As modern-day Formula 1 heads to Barcelona for Round 6 of the 2022 World Championship, in glitzy Monte-Carlo, the sport’s glorious past is being on show at the 13th Grand Prix de Monaco Historique.
The event serves as a curtain-raiser to the city’s Grand Prix at the end of May and features some of the most iconic Formula 1 cars over the ages.
The weekend provides fans an opportunity to see cars of once-great teams, now defunct, their historic cars keeping the legacy alive such as Lotus, Tyrrell, Brabham, Surtees, Cooper, BRM and the like, mixing with Ferrari, McLaren, Renault and Williams F1 cars of the past.

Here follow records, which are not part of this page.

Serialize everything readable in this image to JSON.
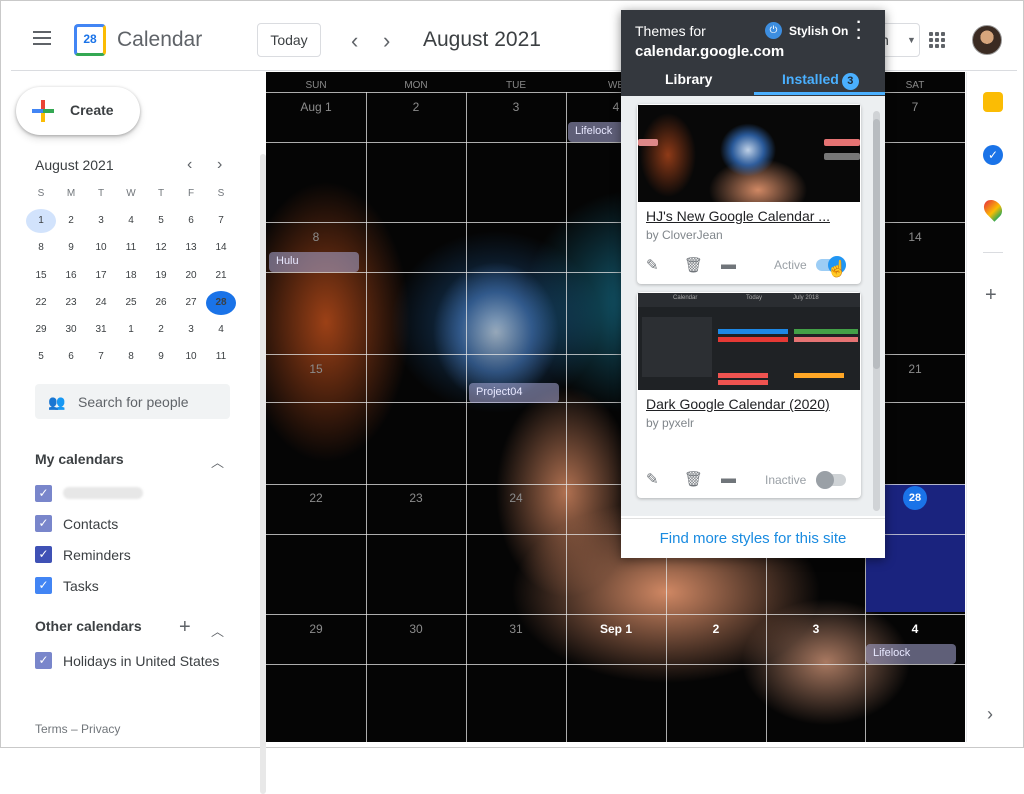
{
  "header": {
    "app_title": "Calendar",
    "logo_day": "28",
    "today_label": "Today",
    "prev_icon": "‹",
    "next_icon": "›",
    "month_title": "August 2021",
    "view_selector_partial": "h"
  },
  "sidebar": {
    "create_label": "Create",
    "mini_month": "August 2021",
    "weekday_letters": [
      "S",
      "M",
      "T",
      "W",
      "T",
      "F",
      "S"
    ],
    "weeks": [
      [
        "1",
        "2",
        "3",
        "4",
        "5",
        "6",
        "7"
      ],
      [
        "8",
        "9",
        "10",
        "11",
        "12",
        "13",
        "14"
      ],
      [
        "15",
        "16",
        "17",
        "18",
        "19",
        "20",
        "21"
      ],
      [
        "22",
        "23",
        "24",
        "25",
        "26",
        "27",
        "28"
      ],
      [
        "29",
        "30",
        "31",
        "1",
        "2",
        "3",
        "4"
      ],
      [
        "5",
        "6",
        "7",
        "8",
        "9",
        "10",
        "11"
      ]
    ],
    "search_placeholder": "Search for people",
    "my_calendars_title": "My calendars",
    "my_calendars": [
      {
        "label": "",
        "color": "#7986cb"
      },
      {
        "label": "Contacts",
        "color": "#7986cb"
      },
      {
        "label": "Reminders",
        "color": "#3f51b5"
      },
      {
        "label": "Tasks",
        "color": "#4285f4"
      }
    ],
    "other_calendars_title": "Other calendars",
    "other_calendars": [
      {
        "label": "Holidays in United States",
        "color": "#7986cb"
      }
    ],
    "footer_terms": "Terms",
    "footer_sep": "–",
    "footer_privacy": "Privacy"
  },
  "calendar": {
    "day_headers": [
      "SUN",
      "MON",
      "TUE",
      "WE",
      "",
      "",
      "SAT"
    ],
    "weeks": [
      [
        "Aug 1",
        "2",
        "3",
        "4",
        "",
        "",
        "7"
      ],
      [
        "8",
        "",
        "",
        "",
        "",
        "",
        "14"
      ],
      [
        "15",
        "",
        "",
        "",
        "",
        "",
        "21"
      ],
      [
        "22",
        "23",
        "24",
        "",
        "",
        "",
        "28"
      ],
      [
        "29",
        "30",
        "31",
        "Sep 1",
        "2",
        "3",
        "4"
      ]
    ],
    "events": {
      "lifelock_1": "Lifelock",
      "hulu": "Hulu",
      "project": "Project04",
      "lifelock_2": "Lifelock"
    }
  },
  "stylish_popup": {
    "title_line1": "Themes for",
    "title_line2": "calendar.google.com",
    "power_label": "Stylish On",
    "tab_library": "Library",
    "tab_installed": "Installed",
    "installed_count": "3",
    "styles": [
      {
        "title": "HJ's New Google Calendar ...",
        "author": "by CloverJean",
        "status": "Active",
        "enabled": true
      },
      {
        "title": "Dark Google Calendar (2020)",
        "author": "by pyxelr",
        "status": "Inactive",
        "enabled": false
      }
    ],
    "thumb2_labels": {
      "app": "Calendar",
      "today": "Today",
      "month": "July 2018"
    },
    "footer_link": "Find more styles for this site"
  },
  "colors": {
    "accent": "#1a73e8",
    "popup_header": "#34383e",
    "popup_accent": "#4ab0ff",
    "today_cell": "#1a237e"
  }
}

Among the drivers taking place are Emmanuele Pirro, Marco Werner, multiple winners of Le Mans 24 Hours with Audi, Roberto Moreno, a former Benetton F1 driver, as well as Claudia Hurtgen, Jean-Denis Delétraz and Toni Seiler, Roald Goethe and Michael Lyons,
HSH Prince Albert II of Monaco launched the 13th edition of Grand Prix de Monaco Historique on Friday spending time in the paddock where more than 180 exceptional cars and their experienced drivers were waiting to finally be able to enter the mythical track which will be reserved for them all weekend.
Welcomed by Michel Ferry, Vice-President of the Automobile Club of Monaco (ACM) in charge of Sport, and by Gery Mestre, President of the Classic Cars Commission, Prince Albert had a long talk with Monegasque driver Frédéric Lajoux entered as in 2018, in the F Series, driving a superb black and gold Arrows, dating from 1978.
Also with the aim of paying tribute to young Formula 2 driver Anthoine Hubert, who tragically deceased at Spa-Francorchamps in August 2019.
The first quality lap times fell to A1 series drivers, notably the venerable ERAs of Nicholas Topliss (Class 1) and Mark Gillies (Class 2), pre-war cars (voiturettes) managing to beat a pack of Bugattis, Maseratis and other Alfa Romeos.
In the B series, under the expert eyes of Clive Chapman, son of Colin Chapman and boss of the Lotus Classic Cars team, a car from the English brand that was the fastest: the Lotus 21 of 1961, with a Climax engine, entered for Mark Shaw, a regular customer of the event, who beat Joseph Colasacco’s Ferrari and Christopher Drake’s Cooper-Ford.
All eight series were on the menu of this opening day of the 13th GP de Monaco Historique, including a huge number of Lotus cars to celebrate the 40th anniversary of the passing of Colin Chapman.
Most of them in English green livery, the famous “Racing Green” often seen in the 60s, or in black and gold livery, as was the case in the 70s. To the delight of nostalgics!